フットボールチャンネル

柴崎岳、“希少性”を武器にテネリフェで輝けるか。監督の頭を悩ますインテンシティ問題

text by 舩木渉 photo by Getty Images

喫緊の課題は2部特有の「インテンシティ」

カディス
カディス対テネリフェではピッチ上のいたるところで肉弾戦が繰り広げられた【写真:Getty Images】

 2つ目の理由はカディス戦の雰囲気にあった。序盤から両チームともヒートアップし、球際の局面では“やられたらやり返す”ファウルの応酬。前半の35分にはテネリフェのベンチに座っていたカルロス・ルイスが警告を受け、試合終了までに両チーム合わせて8枚のイエローカードが提示される激しい試合だった。

 柴崎が初めてベンチ入りした第28節のヘタフェ戦後、テネリフェのマルティ監督は「今日はデビューさせない方がいいと思った。
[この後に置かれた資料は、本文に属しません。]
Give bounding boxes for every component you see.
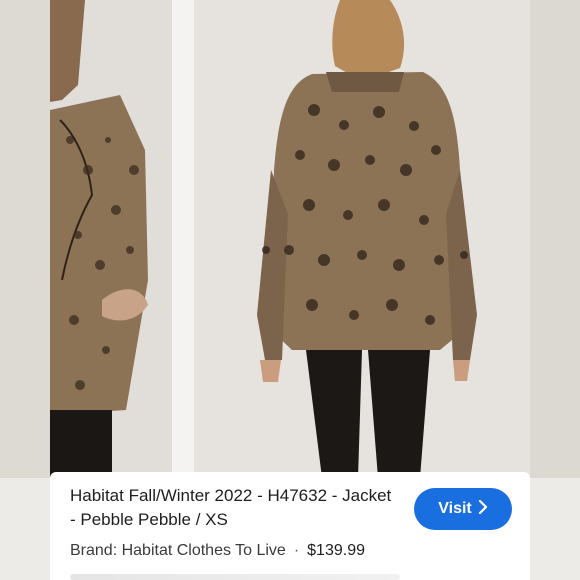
brand-label: Brand: Habitat Clothes To Live xyxy=(70,542,286,559)
visit-label: Visit xyxy=(438,500,472,517)
product-price: $139.99 xyxy=(307,542,365,559)
right-edge-strip xyxy=(530,0,580,478)
product-info-card: Habitat Fall/Winter 2022 - H47632 - Jack… xyxy=(50,472,530,580)
separator: · xyxy=(293,542,300,559)
product-photo-back[interactable] xyxy=(194,0,530,478)
truncated-description xyxy=(70,574,400,580)
image-divider xyxy=(172,0,194,478)
chevron-right-icon xyxy=(478,499,488,519)
product-photo-side[interactable] xyxy=(50,0,172,478)
visit-button[interactable]: Visit xyxy=(414,488,512,530)
brand-and-price: Brand: Habitat Clothes To Live · $139.99 xyxy=(70,542,365,560)
left-edge-strip xyxy=(0,0,50,478)
product-image-viewer: Habitat Fall/Winter 2022 - H47632 - Jack… xyxy=(0,0,580,580)
product-title: Habitat Fall/Winter 2022 - H47632 - Jack… xyxy=(70,486,392,529)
特に試合のインテンシティを見て、適切ではないと考えていた」と起用に至らなかった理由を説明していた。

 この試合も計9枚のイエローカードが飛び交い、後半アディショナルタイムにはヘタフェの控えGKビセンテ・グアイタにレッドカードが提示された。2-2という点の取り合いだったことも含めて、スペイン2部未経験の柴崎が途中出場でリズムをつかむのは難しかったに違いない。

 静かな展開だったレウス戦は同点ゴールが欲しい場面で起用された柴崎。73分の時点でテネリフェはすでに交代枠を2つ使い、疲弊した両サイドに新たな選手を配置していた。ベンチメンバーで残された最後の攻撃的なカードだった日本人司令塔は決定的な仕事を期待されて中盤に投入されたが、その役目を果たせたとは言い難い。

 やはり足元の技術の安定感はチーム内でも群を抜いているが、柴崎は比較的プレッシャーの弱くなった低めの位置でのプレーが多かった。中盤の底から的確にパスを配球したものの、自ら危険な位置に入り込んでいく動きは少なく、相手が怖がるエリアで決定的なパスを通す場面はほとんどなかった。

 1部に比べてフィジカルコンタクトが多く、かつ激しくなるテンポの速い試合でのパフォーマンスに、指揮官は疑問を持っているのかもしれない。ヘタフェ戦での起用見送りや、レウス戦でのプレーを総合すれば、インテンシティの不足は今後に向けた大きな課題と言える。